The claim is often made, as the Hon. Mr. Mason makes it, that the vice crusaders seek to save the women of the Tenderloin, and not to pursue and punish them. In this claim there is not one per. cent. of truth. The principal vice crusaders constantly speak of their enterprise as a holy war, they are constantly appealing to the police for armed aid, and their whole campaign has for its immediate object the piling up of penalties, the ruthless infliction of punishments, the bold denial of all the common human rights of their victims. A few broken-down helpless women, unable to escape with the majority, fall into their hands, and are exhibited as affecting prisonors of war. But they have no mercy for the woman who protests, perhaps with sound justice, against the terms of their conquest. And they have no mercy for the man who objects, perhaps in all honesty and good citizenship, against the quack remedies they propose to force down the public gullet, and their studied and dangerous demoralization of the police, and their intolerant attacks upon all who presume to dispute their infallibility.

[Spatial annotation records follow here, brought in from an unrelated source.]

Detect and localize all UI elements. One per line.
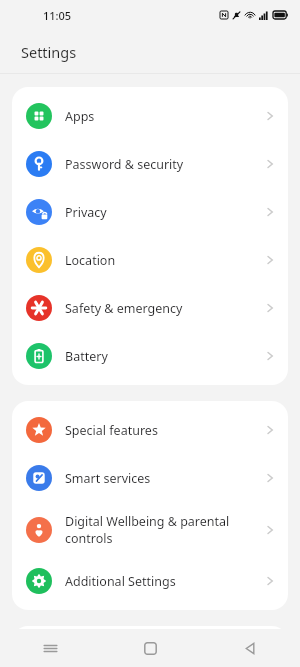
button[interactable] bbox=[12, 626, 288, 667]
staticText: Settings bbox=[21, 42, 77, 62]
button[interactable]: Privacy bbox=[12, 188, 288, 236]
button[interactable]: Location bbox=[12, 236, 288, 284]
staticText: 11:05 bbox=[43, 8, 72, 23]
button[interactable]: Smart services bbox=[12, 454, 288, 502]
staticText: Additional Settings bbox=[65, 573, 176, 590]
button[interactable]: Battery bbox=[12, 332, 288, 380]
staticText: Safety & emergency bbox=[65, 300, 183, 317]
button[interactable]: Home bbox=[100, 629, 200, 667]
button[interactable]: Special features bbox=[12, 406, 288, 454]
staticText: Apps bbox=[65, 108, 95, 125]
staticText: Password & security bbox=[65, 156, 184, 173]
button[interactable]: Safety & emergency bbox=[12, 284, 288, 332]
button[interactable]: Additional Settings bbox=[12, 557, 288, 605]
button[interactable]: Recent apps bbox=[0, 629, 100, 667]
staticText: Battery bbox=[65, 348, 108, 365]
button[interactable]: Apps bbox=[12, 92, 288, 140]
staticText: Smart services bbox=[65, 470, 151, 487]
staticText: Location bbox=[65, 252, 116, 269]
staticText: Special features bbox=[65, 422, 158, 439]
staticText: Privacy bbox=[65, 204, 107, 221]
button[interactable]: Back bbox=[200, 629, 300, 667]
button[interactable]: Digital Wellbeing & parental controls bbox=[12, 502, 288, 557]
staticText: Digital Wellbeing & parental controls bbox=[65, 513, 257, 546]
button[interactable]: Password & security bbox=[12, 140, 288, 188]
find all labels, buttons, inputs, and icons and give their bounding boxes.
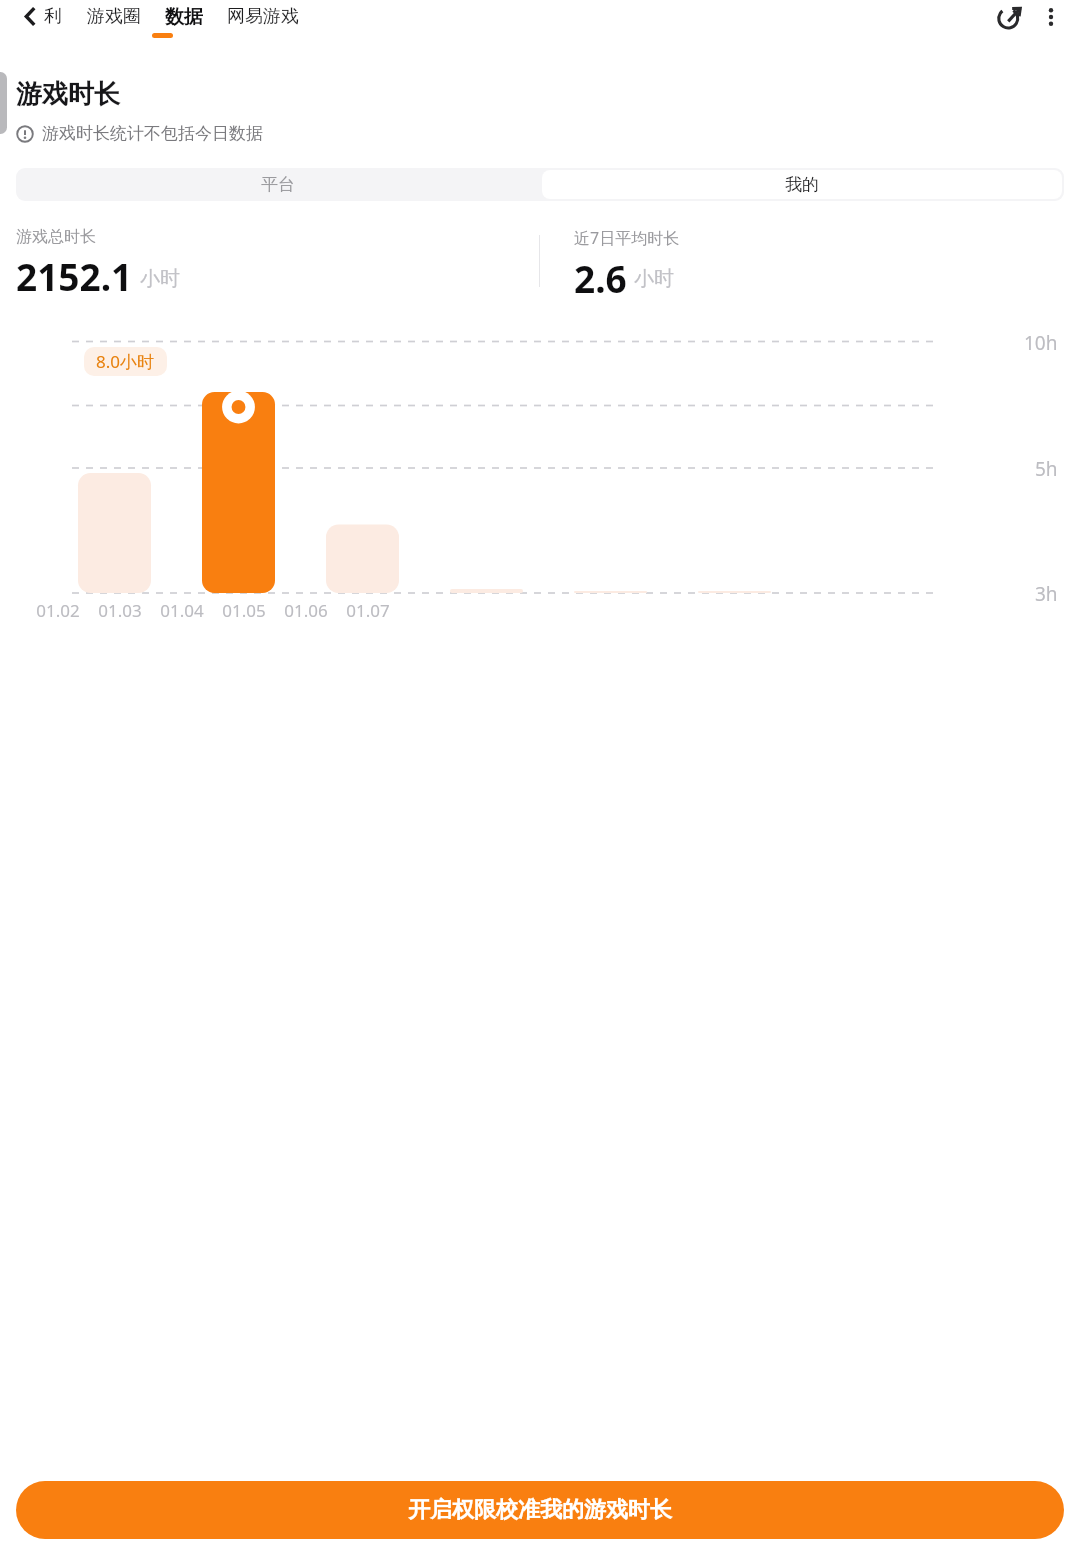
button[interactable]: 数据 [159,0,209,33]
staticText: 2152.1 [16,251,133,295]
button[interactable]: More options [1030,0,1072,33]
staticText: 游戏时长 [16,78,120,111]
staticText: 3h [1035,581,1058,607]
staticText: 小时 [634,266,674,291]
staticText: 2.6 [574,253,627,295]
staticText: 开启权限校准我的游戏时长 [408,1496,672,1524]
staticText: 近7日平均时长 [574,227,680,249]
staticText: 游戏总时长 [16,227,96,247]
staticText: 游戏时长统计不包括今日数据 [42,123,263,144]
button[interactable]: Back [20,1,65,32]
button[interactable]: 开启权限校准我的游戏时长 [16,1481,1064,1539]
staticText: 01.04 [160,599,204,622]
button[interactable]: 我的 [542,170,1062,199]
staticText: 5h [1035,456,1058,482]
staticText: 小时 [140,266,180,291]
staticText: 01.03 [98,599,142,622]
staticText: 我的 [785,174,819,195]
staticText: 01.02 [36,599,80,622]
staticText: 10h [1024,330,1058,356]
button[interactable]: 平台 [16,168,540,201]
staticText: 01.07 [346,599,390,622]
staticText: 利 [44,5,62,28]
staticText: 平台 [261,174,295,195]
button[interactable]: Share [988,0,1030,33]
button[interactable]: 游戏圈 [81,0,147,33]
staticText: 01.06 [284,599,328,622]
staticText: 01.05 [222,599,266,622]
button[interactable]: 网易游戏 [221,0,305,33]
staticText: 8.0小时 [96,350,155,373]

I have no apologies to offer to the Hon. Mr. Mason or to any other such amateur theologian for arguing that all this violence and buncombe is not Christianity. Nor have I any apologies to offer for arguing that the scheme of reform proposed by these crusaders, even putting it in the best light possible, is ineffective, unintelligent, disingenuous and preposterous. In the first position I am supported by four-fifths of the educated and reflective Christian laymen of Baltimore and by all save a small and inconsequential minority of the clergy. And in the second position I find specific support in policies formulatd, after the most patient inquiry and consideration, by the judges of the Supreme Bench of Baltimore city and in the published opinions of an overwhelming majority of the Mayors, directors of public safety and chiefs of police of the larger American cities. If these gentlemen are moved by a personal “antipathy toward conditions such as would prevail in a thoroughly Christianized community,” then I am not ashamed to admit the same antipathy.

The civilized citizens of Baltimore, unless I err grievously, are fast growing tired of quackery in Christianity, as they are fast growing tired of quackery in sociology. It seems to be the opinion of certain eager press agents in our midst, both lay and clerical, that a loud and impudent claim to a monopoly in piety is identical with piety itself. That view is rendered ridiculous by the careers of its supporters. The public is not such an ass that it cannot tell a hawk from a handsaw. It knows the difference between those hard-working clergymen who devote themselves diligently to the cure of souls in their own appointed fields and those theatrical and stentorian dominies who neglect that plain (and often crying) duty to dabble in politics and stir up the animals. These last good men lack sense, and what is worse, they lack humor. If sinners snicker at them, the fault is all their own.